Réalisation : Arnaud Desplechin
Scenario : Arnaud Desplechin, Julie Peyr, Kent Jones
Date : 2013 / France
Durée : 116 mn
Acteurs principaux :
Benicio del Toro : Jimmy Picard
Mathieu Amalric : Georges Devereux
Larry Pline : Docteur Karl Menninger
Gina McKee : Madeleine
Joseph Cross : Docteur Holt
Michelle Thrush : Gayle Picard
A/ SA
Mots clés : ethnopsychanalyse – patient initiatique – part alcoolique – relation d’aide – processus de guérison
Arnaud Desplechin s’est passionné pour l’ouvrage de l’ethnologue et psychanalyse, Georges Devereux « Psychanalyse d’un indien des plaines ».
Georges Devereux a une origine juive et hongroise. Il est né en 1908, au sein d’une famille cultivée. Après un début de vie où il cherche sa voie, il rejoint l’École pratique des Hautes Études pour des études de sociologie et d’anthropologie. Il les poursuit à Berkeley en Californie et découvre, de l’intérieur, la langue et les coutumes d’une tribu d’indiens, les Mohaves. Il rejoint la Clinique Menninger de Topeka, dans le Kansas. Il entreprend une psychanalyse, après s’être occupé de son patient-référence : l’indien pied-noir, Jimmy Picard. Devereux devient membre de l’American Psychoanalytic Association puis, lors de son retour en France, membre de la Société psychanalytique de Paris. Il intègre, enfin, l’école pratique des hautes études, grâce au concours de Claude Lévi-Strauss. À sa mort, en 1985, ses cendres sont transférées dans la communauté des indiens mohaves.

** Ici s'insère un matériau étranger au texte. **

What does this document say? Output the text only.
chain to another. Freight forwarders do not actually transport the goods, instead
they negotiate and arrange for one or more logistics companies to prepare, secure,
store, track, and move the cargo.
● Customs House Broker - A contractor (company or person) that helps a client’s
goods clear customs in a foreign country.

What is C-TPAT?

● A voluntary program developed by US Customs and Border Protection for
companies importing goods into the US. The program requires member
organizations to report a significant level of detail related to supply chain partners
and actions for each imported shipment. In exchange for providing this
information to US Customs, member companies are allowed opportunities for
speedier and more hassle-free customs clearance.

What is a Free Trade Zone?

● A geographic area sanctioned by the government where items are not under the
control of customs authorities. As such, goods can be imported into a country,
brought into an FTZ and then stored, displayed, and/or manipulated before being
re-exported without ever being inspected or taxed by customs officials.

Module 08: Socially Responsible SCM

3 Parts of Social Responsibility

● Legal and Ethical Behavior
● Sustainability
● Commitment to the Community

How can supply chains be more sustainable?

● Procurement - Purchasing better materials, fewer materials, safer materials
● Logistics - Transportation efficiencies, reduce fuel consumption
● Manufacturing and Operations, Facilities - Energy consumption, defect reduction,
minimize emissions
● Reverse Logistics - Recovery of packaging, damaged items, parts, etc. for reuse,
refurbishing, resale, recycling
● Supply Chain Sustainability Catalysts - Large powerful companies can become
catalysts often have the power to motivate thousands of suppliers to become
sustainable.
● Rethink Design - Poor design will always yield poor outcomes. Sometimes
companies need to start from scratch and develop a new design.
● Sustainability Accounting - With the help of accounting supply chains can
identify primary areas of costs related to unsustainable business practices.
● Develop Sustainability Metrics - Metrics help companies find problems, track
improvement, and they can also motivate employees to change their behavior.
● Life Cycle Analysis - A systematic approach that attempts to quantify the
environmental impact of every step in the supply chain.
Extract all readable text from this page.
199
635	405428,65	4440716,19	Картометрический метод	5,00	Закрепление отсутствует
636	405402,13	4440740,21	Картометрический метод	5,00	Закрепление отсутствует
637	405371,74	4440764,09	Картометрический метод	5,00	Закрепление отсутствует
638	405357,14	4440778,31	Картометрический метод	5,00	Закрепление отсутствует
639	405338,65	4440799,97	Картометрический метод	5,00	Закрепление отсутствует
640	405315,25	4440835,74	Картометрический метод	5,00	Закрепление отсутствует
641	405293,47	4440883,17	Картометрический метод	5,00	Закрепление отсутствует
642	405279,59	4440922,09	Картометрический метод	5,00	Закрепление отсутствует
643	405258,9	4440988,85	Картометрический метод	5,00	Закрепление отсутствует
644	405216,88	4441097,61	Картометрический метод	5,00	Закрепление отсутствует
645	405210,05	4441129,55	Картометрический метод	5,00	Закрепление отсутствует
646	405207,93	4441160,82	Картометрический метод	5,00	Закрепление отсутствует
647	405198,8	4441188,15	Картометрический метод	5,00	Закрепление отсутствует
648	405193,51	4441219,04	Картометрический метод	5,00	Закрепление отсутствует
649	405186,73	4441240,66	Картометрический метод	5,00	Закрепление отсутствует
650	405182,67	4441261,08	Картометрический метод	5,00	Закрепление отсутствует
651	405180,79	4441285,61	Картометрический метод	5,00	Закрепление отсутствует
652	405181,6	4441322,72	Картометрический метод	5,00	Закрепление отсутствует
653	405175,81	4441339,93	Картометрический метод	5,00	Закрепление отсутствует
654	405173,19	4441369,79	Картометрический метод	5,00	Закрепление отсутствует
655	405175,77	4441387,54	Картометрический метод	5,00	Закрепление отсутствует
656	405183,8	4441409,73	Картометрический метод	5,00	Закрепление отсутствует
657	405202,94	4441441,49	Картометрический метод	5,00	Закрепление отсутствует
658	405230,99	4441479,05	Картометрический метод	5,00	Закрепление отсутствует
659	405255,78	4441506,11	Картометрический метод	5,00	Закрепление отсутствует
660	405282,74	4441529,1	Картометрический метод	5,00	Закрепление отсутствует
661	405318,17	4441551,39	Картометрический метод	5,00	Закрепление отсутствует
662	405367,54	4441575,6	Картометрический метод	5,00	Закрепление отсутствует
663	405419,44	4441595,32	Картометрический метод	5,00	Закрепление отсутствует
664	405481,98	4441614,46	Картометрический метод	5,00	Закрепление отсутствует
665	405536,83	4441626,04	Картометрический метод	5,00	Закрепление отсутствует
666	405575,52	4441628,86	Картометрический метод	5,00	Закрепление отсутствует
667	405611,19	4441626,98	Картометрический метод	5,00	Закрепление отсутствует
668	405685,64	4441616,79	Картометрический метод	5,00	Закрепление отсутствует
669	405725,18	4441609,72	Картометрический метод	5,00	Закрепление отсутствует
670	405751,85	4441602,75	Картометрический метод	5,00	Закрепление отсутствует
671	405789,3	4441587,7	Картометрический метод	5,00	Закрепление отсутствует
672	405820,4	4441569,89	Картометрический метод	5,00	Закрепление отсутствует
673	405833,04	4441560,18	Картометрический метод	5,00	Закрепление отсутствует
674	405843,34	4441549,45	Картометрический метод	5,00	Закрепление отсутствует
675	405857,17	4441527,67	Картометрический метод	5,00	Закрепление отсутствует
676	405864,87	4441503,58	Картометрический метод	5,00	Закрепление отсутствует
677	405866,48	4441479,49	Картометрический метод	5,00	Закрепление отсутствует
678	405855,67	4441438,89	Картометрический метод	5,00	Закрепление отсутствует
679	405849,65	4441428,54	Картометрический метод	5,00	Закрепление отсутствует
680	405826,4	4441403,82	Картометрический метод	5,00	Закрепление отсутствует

Georges Devereux peut être considéré comme le fondateur de l’éthnopsychanalyse. Dans son ouvrage « De l’angoisse à la méthode »1 (1967), il suggère que la relation entre l’observateur scientifique et le sujet observé progresse à partir de la subjectivité de l’observateur, à partir de ce qu’il perçoit de l’observé sur le mode du transfert et de ses propres réactions contre-transférielles. La subjectivité de l’observateur, loin d’être un handicap, devient une ressource si elle est correctement maîtrisée. La subjectivité de l’observateur devient alors une force clinique en faveur de la relation d’aide. Cette source de pansement/pensement trouve une forme de perfection dans la médiation du groupe intégratif ou « groupe-orchestre » de notre méthodologie2. La part sensible du soignant ne doit pas être considérée comme « un fâcheux contretemps dont la meilleure façon de se débarrasser est de l’escamoter », comme affirment le faire maints psychothérapeutes anti-freudiens.
Une psychothérapie atypique
Cette histoire est intéressante à plusieurs titres. Elle montre que les faux-diagnostics sont possibles en se fiant aux apparences, à partir de grilles préétablies. Jimmy P n’était pas schizophrène, contrairement à l’opinion des psychiatres. Devereux le démontre brillamment devant les psychiatres de la Clinique Minninger en détaillant devant eux les tableaux que l’Indien a peint à sa demande. Nous pourrions ajouter : et quand bien même un patient relèverait de cette structure, nous pouvons essayer de travailler avec la ‘‘part saine’’ de son psychisme, celle qui a un rapport correct à la réalité, celle qui intègre la loi symbolique de l’interdit, pour l’aider à prendre le pouvoir sur sa ‘‘part malade’’, sa part alcoolique3, pour ce qui concerne notre terrain d’action.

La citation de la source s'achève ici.